Çà patine à Copenhague. Les chefs d'état réunis ne sont pas prêts à prendre les mesures à la hauteur des défis du réchauffement.
Ils ont tous en tête le souci de défendre les intérêts des multinationales et des marchés financiers.
Barack Obama le premier, qui malgré son prix Nobel "tout chaud" est venu les mains quasiment vides.
Ce n'est pas par le capitalisme vert qu'on relèvera le défi, au contraire.
La Chine consent un petit effort. C'est mieux que rien.
Pour le reste....les Organisations non gouvernementales (ONG) mettent la pression dans la rue, sur les gouvernements pour obtenir un accord et une baisse massive des émissions de CO2.%%%
Les organisations syndicales et politiques, présentes en nombre à Copenhague, voient émerger le climat comme une question politique et sociale majeure pour le XXIe. Les agissements provocateurs des "black blocks" sont utilisés par les médias pour discréditer les manifestants aux yeux de l'opinion.
Mais un mot d'ordre juste fait son chemin :« changer le système, pas le climat ». En effet le capitalisme est incompatible avec la révolution écologique.

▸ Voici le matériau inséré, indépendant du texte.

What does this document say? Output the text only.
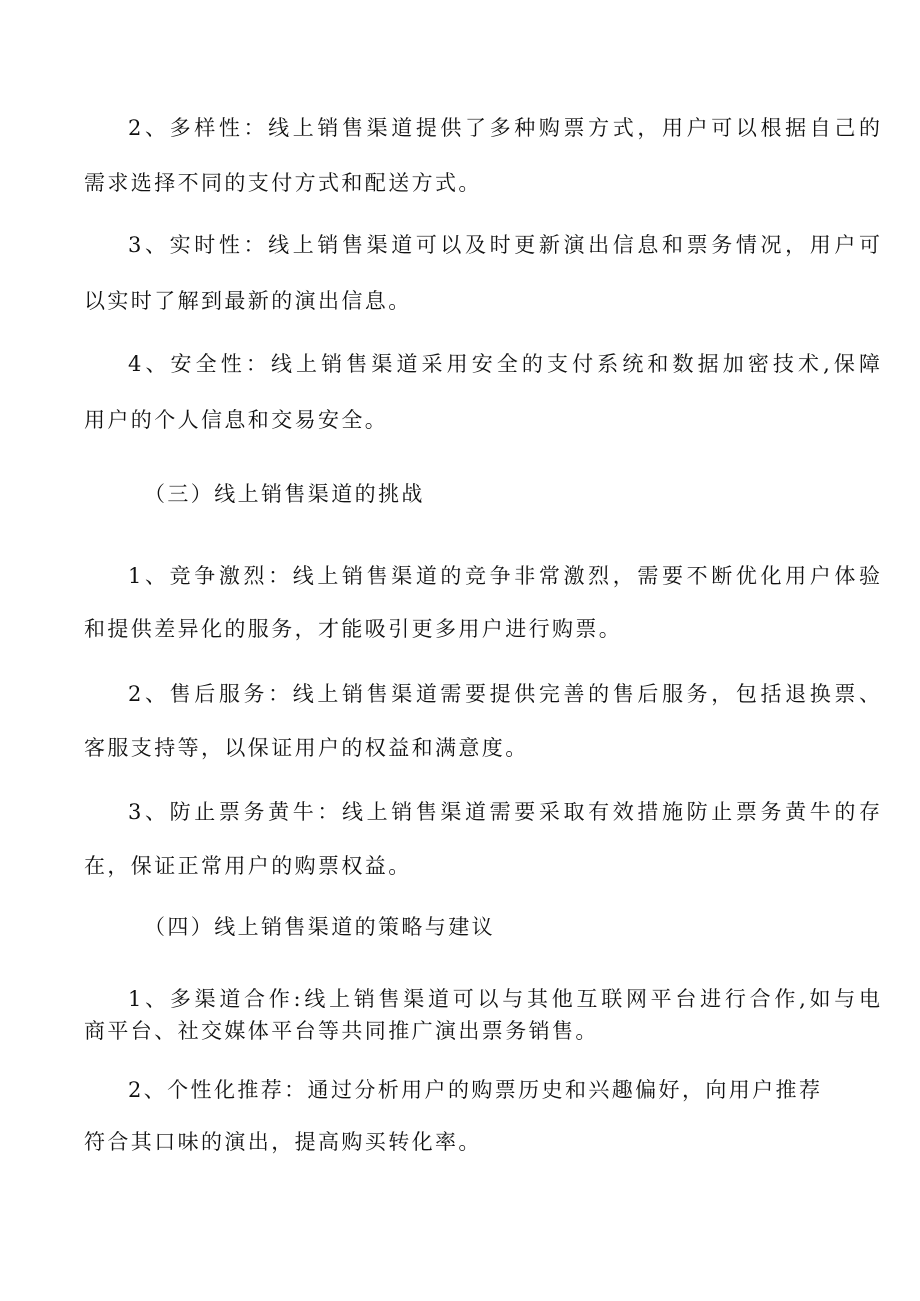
2、多样性：线上销售渠道提供了多种购票方式，用户可以根据自己的
需求选择不同的支付方式和配送方式。
3、实时性：线上销售渠道可以及时更新演出信息和票务情况，用户可
以实时了解到最新的演出信息。
4、安全性：线上销售渠道采用安全的支付系统和数据加密技术,保障
用户的个人信息和交易安全。
（三）线上销售渠道的挑战
1、竞争激烈：线上销售渠道的竞争非常激烈，需要不断优化用户体验
和提供差异化的服务，才能吸引更多用户进行购票。
2、售后服务：线上销售渠道需要提供完善的售后服务，包括退换票、
客服支持等，以保证用户的权益和满意度。
3、防止票务黄牛：线上销售渠道需要采取有效措施防止票务黄牛的存
在，保证正常用户的购票权益。
（四）线上销售渠道的策略与建议
1、多渠道合作:线上销售渠道可以与其他互联网平台进行合作,如与电
商平台、社交媒体平台等共同推广演出票务销售。
2、个性化推荐：通过分析用户的购票历史和兴趣偏好，向用户推荐
符合其口味的演出，提高购买转化率。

Le premier projet officiel d’accord prévoit que les 192 pays membres de la Convention-cadre des Nations unies sur les changements climatiques limite la hausse de la température moyenne de la planète à 1,5°C ou 2°C par rapport au niveau de l’ère préindustrielle, soit le milieu du XIXe siècle.
Sont aussi évoquées : une aide de l’Union européenne (UE) de 7,2 milliards d’euros sur trois ans aux pays les plus pauvres et les plus vulnérables et la réduction des émissions de gaz à effet de serre (GES) de 50 %, 85 % ou 95 % d’ici 2050, par rapport au niveau de 1990, qui est l’année de référence du protocole du Kyoto.
La négociation engagée au sein de l'ONU s'achèvera fin décembre et doit déboucher sur des engagements contraignants pour une réduction des gaz à effets de serre.
Tout cela n'est pas à la hauteur.
Le texte adopté remplacera le protocole de Kyoto aux résultats décevants et non ratifié par les Etats-Unis.
Pour le PCF, justice sociale et environnementale ont partie liée.
Une délégation du PCF, conduite par P. Laurent et H. Bramy, participe à la conférence de Copenhague.